It has been about a month since the last earnings report for Marvell Technology (MRVL). Shares have added about 6% in that time frame, outperforming the S&P 500.
Will the recent positive trend continue leading up to its next earnings release, or is Marvell due for a pullback? Before we dive into how investors and analysts have reacted as of late, let's take a quick look at the most recent earnings report in order to get a better handle on the important drivers.
Marvell Technology delivered second-quarter fiscal 2021 non-GAAP earnings of 21 cents, which surpassed the Zacks Consensus Estimate of 10 cents. Moreover, the reported figure increased three-fold from the year-ago quarter’s earnings of 7 cents.
Marvell’s revenues of $727 million also outpaced the consensus mark of $720.5 million. In addition, the revenue figure increased 10.7% year over year. Strong demand for its networking products from the data-center and 5G infrastructure end markets aided the company’s performance during the reported quarter.
In the end markets, storage revenues (40% of total revenues) grew 6% year over year to $290 million. This upswing is mainly attributable to the ramp-up of a customized SSD controller for DIY program and easing of the pandemic-related production challenges. The company noted that the supply-chain improvement benefited its fiber channel and storage controller products. Additionally, Marvell’s SSD business continues to grow.
The networking business (56%) revenues rose 23% year over year to $406 million on the ongoing 5G deployments in China.
Other product revenues (4%) during the fiscal second quarter decreased 41% on a year-over-year basis to $30.8 million.
Marvell’s non-GAAP gross margin came in at 63.3%. Non-GAAP operating expenses were $297 million. Non-GAAP operating margin expanded 170 basis points year over year to 22.4%.

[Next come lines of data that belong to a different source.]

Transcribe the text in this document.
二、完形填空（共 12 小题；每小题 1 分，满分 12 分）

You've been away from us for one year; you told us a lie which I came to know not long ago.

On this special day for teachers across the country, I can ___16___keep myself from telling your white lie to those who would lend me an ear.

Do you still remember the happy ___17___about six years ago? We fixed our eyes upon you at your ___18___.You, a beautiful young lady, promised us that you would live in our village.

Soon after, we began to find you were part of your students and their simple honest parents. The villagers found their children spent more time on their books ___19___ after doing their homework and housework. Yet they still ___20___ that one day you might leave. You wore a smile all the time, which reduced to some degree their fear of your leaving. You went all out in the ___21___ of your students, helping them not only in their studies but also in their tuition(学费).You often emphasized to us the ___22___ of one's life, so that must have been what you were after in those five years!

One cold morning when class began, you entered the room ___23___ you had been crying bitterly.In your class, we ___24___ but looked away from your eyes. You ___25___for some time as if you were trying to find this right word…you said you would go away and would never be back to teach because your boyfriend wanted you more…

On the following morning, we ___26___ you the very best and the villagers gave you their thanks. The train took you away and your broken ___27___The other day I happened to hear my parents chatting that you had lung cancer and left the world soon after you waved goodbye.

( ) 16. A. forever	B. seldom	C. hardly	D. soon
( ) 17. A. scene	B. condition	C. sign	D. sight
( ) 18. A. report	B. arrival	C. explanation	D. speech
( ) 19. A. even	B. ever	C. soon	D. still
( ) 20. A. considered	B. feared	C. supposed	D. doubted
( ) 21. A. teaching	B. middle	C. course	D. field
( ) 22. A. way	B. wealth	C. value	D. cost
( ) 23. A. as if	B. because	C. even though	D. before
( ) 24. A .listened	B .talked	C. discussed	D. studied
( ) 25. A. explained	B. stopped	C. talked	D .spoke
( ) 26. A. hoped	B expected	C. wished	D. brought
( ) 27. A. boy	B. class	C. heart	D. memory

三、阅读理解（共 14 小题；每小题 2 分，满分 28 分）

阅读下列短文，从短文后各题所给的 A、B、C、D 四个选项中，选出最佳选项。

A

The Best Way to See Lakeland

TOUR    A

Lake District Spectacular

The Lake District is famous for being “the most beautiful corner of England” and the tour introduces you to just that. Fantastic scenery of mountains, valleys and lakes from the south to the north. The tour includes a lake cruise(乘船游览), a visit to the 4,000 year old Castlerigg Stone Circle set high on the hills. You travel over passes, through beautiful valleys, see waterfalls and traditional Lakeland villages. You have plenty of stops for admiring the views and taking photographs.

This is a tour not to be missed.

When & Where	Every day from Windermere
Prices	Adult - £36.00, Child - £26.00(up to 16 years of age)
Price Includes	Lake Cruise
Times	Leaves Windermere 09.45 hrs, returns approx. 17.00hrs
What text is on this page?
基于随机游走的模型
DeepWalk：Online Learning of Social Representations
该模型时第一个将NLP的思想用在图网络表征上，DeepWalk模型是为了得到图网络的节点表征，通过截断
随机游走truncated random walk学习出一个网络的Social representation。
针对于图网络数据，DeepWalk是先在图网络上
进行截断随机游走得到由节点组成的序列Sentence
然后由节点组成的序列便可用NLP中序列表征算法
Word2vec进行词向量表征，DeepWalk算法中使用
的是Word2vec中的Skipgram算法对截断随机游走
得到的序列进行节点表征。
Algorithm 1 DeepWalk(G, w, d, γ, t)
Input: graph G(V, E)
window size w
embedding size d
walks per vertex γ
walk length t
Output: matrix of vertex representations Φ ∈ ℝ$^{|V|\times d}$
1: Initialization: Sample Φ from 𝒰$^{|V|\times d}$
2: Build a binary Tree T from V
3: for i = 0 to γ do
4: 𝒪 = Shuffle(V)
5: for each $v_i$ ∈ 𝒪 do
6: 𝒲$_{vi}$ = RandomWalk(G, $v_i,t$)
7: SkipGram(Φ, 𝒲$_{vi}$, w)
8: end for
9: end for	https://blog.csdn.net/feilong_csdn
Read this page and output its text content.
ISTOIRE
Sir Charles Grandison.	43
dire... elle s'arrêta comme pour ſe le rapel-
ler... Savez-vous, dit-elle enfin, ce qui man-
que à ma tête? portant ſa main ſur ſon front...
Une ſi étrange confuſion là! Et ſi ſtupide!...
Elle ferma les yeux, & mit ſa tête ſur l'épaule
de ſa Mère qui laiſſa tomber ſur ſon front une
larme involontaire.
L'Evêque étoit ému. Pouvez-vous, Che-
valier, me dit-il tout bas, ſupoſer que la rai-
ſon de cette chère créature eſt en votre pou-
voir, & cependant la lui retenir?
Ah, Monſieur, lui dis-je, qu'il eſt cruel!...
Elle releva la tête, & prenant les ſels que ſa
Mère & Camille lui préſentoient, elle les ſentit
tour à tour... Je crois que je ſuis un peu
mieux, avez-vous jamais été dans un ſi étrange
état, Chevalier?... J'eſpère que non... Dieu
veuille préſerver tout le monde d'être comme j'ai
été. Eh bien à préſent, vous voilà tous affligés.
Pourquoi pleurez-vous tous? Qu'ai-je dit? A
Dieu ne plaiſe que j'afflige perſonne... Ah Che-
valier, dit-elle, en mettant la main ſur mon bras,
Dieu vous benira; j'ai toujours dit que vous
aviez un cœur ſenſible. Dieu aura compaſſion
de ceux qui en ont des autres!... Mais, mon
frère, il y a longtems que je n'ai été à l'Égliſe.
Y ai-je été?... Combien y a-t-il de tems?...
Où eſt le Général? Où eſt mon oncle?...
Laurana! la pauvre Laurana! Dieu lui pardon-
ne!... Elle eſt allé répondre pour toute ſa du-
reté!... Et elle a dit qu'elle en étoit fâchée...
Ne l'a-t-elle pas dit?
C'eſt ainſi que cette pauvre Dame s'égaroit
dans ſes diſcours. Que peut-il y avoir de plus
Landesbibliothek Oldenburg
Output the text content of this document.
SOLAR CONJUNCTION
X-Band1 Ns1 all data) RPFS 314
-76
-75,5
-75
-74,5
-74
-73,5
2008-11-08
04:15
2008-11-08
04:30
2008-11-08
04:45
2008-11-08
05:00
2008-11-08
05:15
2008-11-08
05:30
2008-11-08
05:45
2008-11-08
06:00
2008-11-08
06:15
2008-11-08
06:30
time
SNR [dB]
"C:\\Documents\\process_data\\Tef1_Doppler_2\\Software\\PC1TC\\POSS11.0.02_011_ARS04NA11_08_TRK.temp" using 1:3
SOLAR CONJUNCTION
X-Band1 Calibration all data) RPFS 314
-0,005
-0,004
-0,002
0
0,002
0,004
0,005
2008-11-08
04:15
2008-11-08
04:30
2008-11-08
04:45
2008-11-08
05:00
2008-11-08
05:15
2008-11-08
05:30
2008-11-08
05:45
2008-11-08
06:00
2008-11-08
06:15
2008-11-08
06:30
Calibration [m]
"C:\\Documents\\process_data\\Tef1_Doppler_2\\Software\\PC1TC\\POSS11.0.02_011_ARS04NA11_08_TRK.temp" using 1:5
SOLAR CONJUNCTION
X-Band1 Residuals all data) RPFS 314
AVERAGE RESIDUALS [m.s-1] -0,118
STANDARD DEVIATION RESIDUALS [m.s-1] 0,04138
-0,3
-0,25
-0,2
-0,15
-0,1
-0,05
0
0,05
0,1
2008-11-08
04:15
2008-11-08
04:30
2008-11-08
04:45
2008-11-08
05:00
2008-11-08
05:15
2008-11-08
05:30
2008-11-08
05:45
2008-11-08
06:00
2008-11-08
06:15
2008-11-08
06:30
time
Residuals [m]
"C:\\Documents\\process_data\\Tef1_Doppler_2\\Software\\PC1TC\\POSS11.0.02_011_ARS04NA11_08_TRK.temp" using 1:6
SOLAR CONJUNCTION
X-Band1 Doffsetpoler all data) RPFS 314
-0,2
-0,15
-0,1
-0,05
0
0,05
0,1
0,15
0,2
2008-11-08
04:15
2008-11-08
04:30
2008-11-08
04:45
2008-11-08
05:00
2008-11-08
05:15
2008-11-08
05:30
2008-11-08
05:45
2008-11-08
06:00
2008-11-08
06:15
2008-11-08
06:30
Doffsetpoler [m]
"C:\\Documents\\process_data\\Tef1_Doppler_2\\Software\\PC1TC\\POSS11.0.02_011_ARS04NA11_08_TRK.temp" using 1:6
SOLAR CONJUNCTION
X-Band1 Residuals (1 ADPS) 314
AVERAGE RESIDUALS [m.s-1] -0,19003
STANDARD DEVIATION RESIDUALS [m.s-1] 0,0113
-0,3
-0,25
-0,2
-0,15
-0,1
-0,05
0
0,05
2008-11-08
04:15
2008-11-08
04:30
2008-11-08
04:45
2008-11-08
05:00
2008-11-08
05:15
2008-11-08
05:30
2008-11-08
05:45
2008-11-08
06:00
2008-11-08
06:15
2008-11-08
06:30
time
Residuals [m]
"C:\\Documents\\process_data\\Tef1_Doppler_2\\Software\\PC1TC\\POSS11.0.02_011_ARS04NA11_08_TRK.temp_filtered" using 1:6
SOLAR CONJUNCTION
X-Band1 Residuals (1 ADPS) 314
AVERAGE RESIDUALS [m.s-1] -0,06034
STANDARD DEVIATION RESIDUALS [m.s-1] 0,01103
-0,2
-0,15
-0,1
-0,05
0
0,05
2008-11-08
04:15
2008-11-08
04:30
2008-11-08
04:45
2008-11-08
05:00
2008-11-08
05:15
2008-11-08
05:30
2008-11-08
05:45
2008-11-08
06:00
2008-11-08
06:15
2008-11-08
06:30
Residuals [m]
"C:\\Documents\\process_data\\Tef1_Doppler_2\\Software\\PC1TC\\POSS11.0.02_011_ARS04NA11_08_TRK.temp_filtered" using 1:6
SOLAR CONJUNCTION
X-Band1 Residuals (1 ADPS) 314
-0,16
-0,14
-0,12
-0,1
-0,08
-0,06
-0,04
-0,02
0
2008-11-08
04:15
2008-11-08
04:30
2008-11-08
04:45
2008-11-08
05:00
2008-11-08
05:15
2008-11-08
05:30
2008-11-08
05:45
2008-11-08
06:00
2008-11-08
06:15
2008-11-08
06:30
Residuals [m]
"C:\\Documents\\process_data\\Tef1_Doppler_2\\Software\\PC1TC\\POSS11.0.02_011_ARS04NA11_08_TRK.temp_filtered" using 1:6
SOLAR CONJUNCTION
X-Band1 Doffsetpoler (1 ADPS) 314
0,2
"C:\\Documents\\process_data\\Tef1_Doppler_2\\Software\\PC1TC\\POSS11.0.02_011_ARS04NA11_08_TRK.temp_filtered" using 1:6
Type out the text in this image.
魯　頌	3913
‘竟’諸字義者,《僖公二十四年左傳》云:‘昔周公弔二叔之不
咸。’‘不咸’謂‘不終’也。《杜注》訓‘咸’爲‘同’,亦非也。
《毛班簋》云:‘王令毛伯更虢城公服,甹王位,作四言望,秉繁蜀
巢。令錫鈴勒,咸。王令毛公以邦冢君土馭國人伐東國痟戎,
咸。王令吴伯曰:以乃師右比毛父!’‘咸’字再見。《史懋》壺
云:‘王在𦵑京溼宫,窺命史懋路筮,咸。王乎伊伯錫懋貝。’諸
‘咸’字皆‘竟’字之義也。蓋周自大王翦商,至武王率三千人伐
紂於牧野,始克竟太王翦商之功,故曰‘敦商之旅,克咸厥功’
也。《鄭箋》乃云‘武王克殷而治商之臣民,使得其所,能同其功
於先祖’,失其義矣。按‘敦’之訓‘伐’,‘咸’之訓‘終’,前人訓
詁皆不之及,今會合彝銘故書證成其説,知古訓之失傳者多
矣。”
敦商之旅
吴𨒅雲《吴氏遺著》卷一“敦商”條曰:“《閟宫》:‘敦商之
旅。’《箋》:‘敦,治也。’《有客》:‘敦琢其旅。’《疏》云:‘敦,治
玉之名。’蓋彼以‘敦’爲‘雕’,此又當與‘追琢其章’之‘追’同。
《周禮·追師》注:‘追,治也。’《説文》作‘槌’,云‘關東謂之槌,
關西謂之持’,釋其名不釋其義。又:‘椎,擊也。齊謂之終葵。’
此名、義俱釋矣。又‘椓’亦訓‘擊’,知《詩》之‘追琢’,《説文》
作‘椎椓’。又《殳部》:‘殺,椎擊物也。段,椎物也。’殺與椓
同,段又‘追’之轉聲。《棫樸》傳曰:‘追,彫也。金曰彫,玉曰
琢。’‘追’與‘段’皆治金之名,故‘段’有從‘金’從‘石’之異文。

Marvell exited the reported quarter with cash and cash equivalents of $831.5 million compared with the previous quarter’s $667.5 million. The company’s long-term debt totaled $992.4 million.
The company generated cash from operating activities of $225.8 million during the fiscal second quarter and $401.5 million in the first half of fiscal 2021. During the quarter, Marvell returned $40.1 million to shareholders through dividend payments. In the first half of the fiscal year, it repurchased shares worth $25.2 million and paid $79.9 million in dividend.
Marvell's guidance for the third quarter of fiscal 2021 takes into account the U.S. government's export restriction on certain Chinese customers. The company has temporarily widened the guided range for revenues due to the uncertainties associated with the coronavirus crisis.
The company projects third-quarter fiscal 2021 revenues of $750 million (up or down up to 5%). The Zacks Consensus Estimate for revenues is pegged at $774.2 million, suggesting growth of 16.9% from the year-ago quarter.
Non-GAAP earnings per share are expected between 22 cents and 28 cents. The consensus mark of 16 cents indicates a 123.2% year-over-year slump.
The company projects Networking revenues to increase in the mid-to-high single-digit range in the ongoing quarter mainly driven by significant growth in wireless infrastructure, and the data-center end markets. However, demand in enterprise market is expected to remain soft during the current quarter due to the COVID-19 pandemic.
How Have Estimates Been Moving Since Then?
In the past month, investors have witnessed an upward trend in estimates review.
At this time, Marvell has an average Growth Score of C, however its Momentum Score is doing a bit better with a B. However, the stock was allocated a grade of D on the value side, putting it in the bottom 40% for this investment strategy.
Overall, the stock has an aggregate VGM Score of C. If you aren't focused on one strategy, this score is the one you should be interested in.
Estimates have been broadly trending upward for the stock, and the magnitude of these revisions has been net zero. Notably, Marvell has a Zacks Rank #3 (Hold). We expect an in-line return from the stock in the next few months.